Concentration Risk and Ongoing Threat Monitoring

Healthcare organizations must also address the risks of concentrating too much activity on too few pieces of technology, which we call concentration risk. This risk multiplies with the addition of new business partners.

Healthcare organizations can identify potential technology concentration risks within their business associate ecosystem by mapping fourth-party technologies in use among third-party vendors and conducting targeted assessments or using passive scanning to uncover additional relationships that might pose concentration risks. In the case of a software supply chain attack or cybersecurity incident impacting a commonly used piece of software, having an inventory of which third parties utilize that technology can be helpful to mitigate potential exposures.

To mitigate these risks effectively, organizations should prioritize vendors for assessment based on their reliance on critical technologies, evaluate potential vulnerabilities, and implement remediation measures to address identified risks. Additionally, organizations should diversify their vendor portfolio and adopt a risk-based approach to vendor management to reduce technology concentration risks.

Once some basic risk-management guardrails are established, healthcare-related organizations need to monitor for potential threats on an ongoing basis.

Several strategies will help monitor business associates for cyberattacks and proactively mitigate emerging threats.

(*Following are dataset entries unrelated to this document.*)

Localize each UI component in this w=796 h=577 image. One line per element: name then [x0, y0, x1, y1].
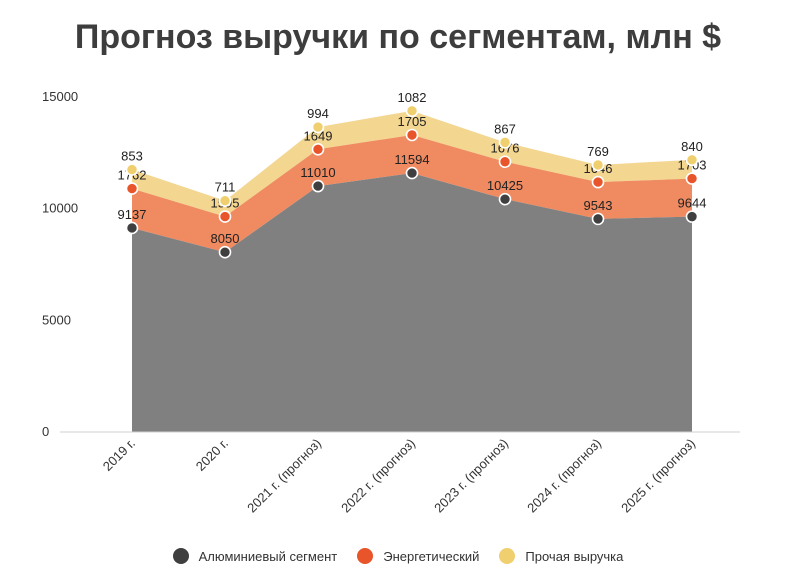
data-label-other: 769	[587, 144, 609, 159]
y-tick-label: 10000	[42, 201, 78, 216]
data-label-aluminum: 9644	[678, 196, 707, 211]
marker-aluminum	[405, 166, 419, 180]
legend-label-aluminum: Алюминиевый сегмент	[198, 548, 338, 564]
y-tick-label: 15000	[42, 89, 78, 104]
chart-title: Прогноз выручки по сегментам, млн $	[74, 18, 722, 56]
legend-label-other: Прочая выручка	[525, 548, 624, 564]
marker-energy	[685, 172, 699, 185]
data-label-other: 1082	[398, 90, 427, 105]
data-label-other: 867	[494, 121, 516, 136]
marker-energy	[125, 182, 139, 195]
marker-aluminum	[311, 179, 325, 193]
x-tick-label: 2025 г. (прогноз)	[618, 436, 698, 516]
legend-label-energy: Энергетический	[383, 548, 480, 564]
legend-item-energy[interactable]: Энергетический	[357, 548, 479, 564]
legend: Алюминиевый сегмент Энергетический Проча…	[0, 548, 796, 564]
marker-other	[218, 194, 232, 208]
x-tick-label: 2021 г. (прогноз)	[244, 436, 324, 516]
legend-swatch-aluminum	[172, 548, 189, 564]
data-label-aluminum: 11010	[300, 165, 335, 180]
marker-aluminum	[498, 192, 512, 206]
x-tick-label: 2020 г.	[193, 436, 231, 474]
area-energy	[132, 134, 692, 253]
marker-aluminum	[125, 221, 139, 235]
data-label-energy: 1705	[398, 114, 427, 129]
data-label-other: 853	[121, 149, 143, 164]
data-label-energy: 1649	[304, 128, 333, 143]
data-label-other: 840	[681, 139, 703, 154]
legend-swatch-energy	[357, 548, 374, 564]
data-label-other: 994	[307, 106, 329, 121]
marker-energy	[218, 210, 232, 223]
legend-item-other[interactable]: Прочая выручка	[499, 548, 623, 564]
marker-other	[591, 158, 605, 172]
x-tick-label: 2022 г. (прогноз)	[338, 436, 418, 516]
marker-aluminum	[218, 245, 232, 259]
marker-energy	[405, 128, 419, 142]
legend-item-aluminum[interactable]: Алюминиевый сегмент	[172, 548, 338, 564]
marker-other	[125, 163, 139, 176]
marker-other	[498, 136, 512, 149]
data-label-aluminum: 8050	[211, 231, 240, 246]
data-label-aluminum: 9137	[118, 207, 147, 222]
x-tick-label: 2019 г.	[100, 436, 138, 474]
area-aluminum	[132, 173, 692, 433]
data-label-other: 711	[215, 180, 236, 195]
marker-aluminum	[685, 210, 699, 223]
marker-other	[405, 104, 419, 118]
marker-energy	[591, 175, 605, 189]
x-tick-label: 2023 г. (прогноз)	[431, 436, 511, 516]
marker-energy	[498, 155, 512, 169]
data-label-aluminum: 11594	[394, 152, 429, 167]
marker-energy	[311, 142, 325, 156]
marker-aluminum	[591, 212, 605, 226]
marker-other	[311, 120, 325, 134]
data-label-aluminum: 10425	[487, 178, 523, 193]
marker-other	[685, 153, 699, 167]
legend-swatch-other	[499, 548, 516, 564]
data-label-aluminum: 9543	[584, 198, 613, 213]
y-tick-label: 0	[42, 424, 49, 439]
x-tick-label: 2024 г. (прогноз)	[524, 436, 604, 516]
y-tick-label: 5000	[42, 312, 71, 327]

These include monitoring Dark Web criminal forums, threat feeds, code repositories, and vulnerability databases for signs of impending or active security incidents.

Additionally, organizations should leverage solutions that consolidate insights across multiple risk domains and present them enterprise-wide, enabling the correlation of monitoring data with assessment results and the establishment of a unified risk register for each vendor. As a part of that, organizations should integrate third-party operational, reputational, and financial data into business associate monitoring to provide context to cyber findings and measure the business impact of incidents over time. Finally, healthcare organizations should consider using AI tools that simplify data analysis to spot threats or offer risk-based guidance to speed up remediation.

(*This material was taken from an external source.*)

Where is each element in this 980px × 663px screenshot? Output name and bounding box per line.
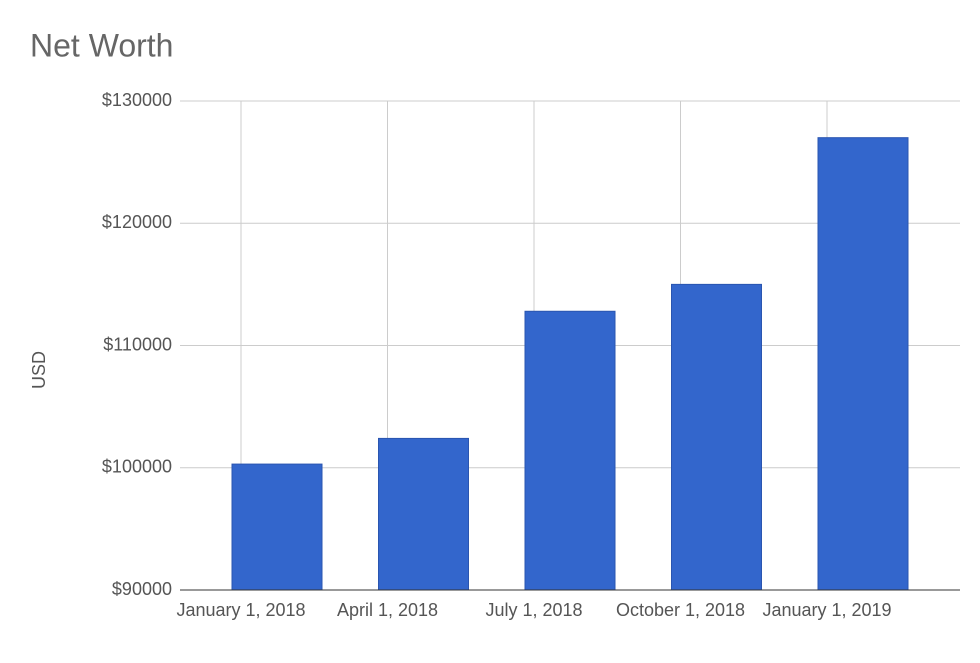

When it comes to the organizations that handle the most sensitive and potentially valuable information in the world, shoring up defenses against data breaches is a job that never truly ends. It’s a task that will increasingly broaden to auditing the security practices of business associates and partners.

It’s never too soon to take the proper steps to make this happen, as organizations that can fully trust their business associates are the ones who will prosper while being done right by patients and doctors.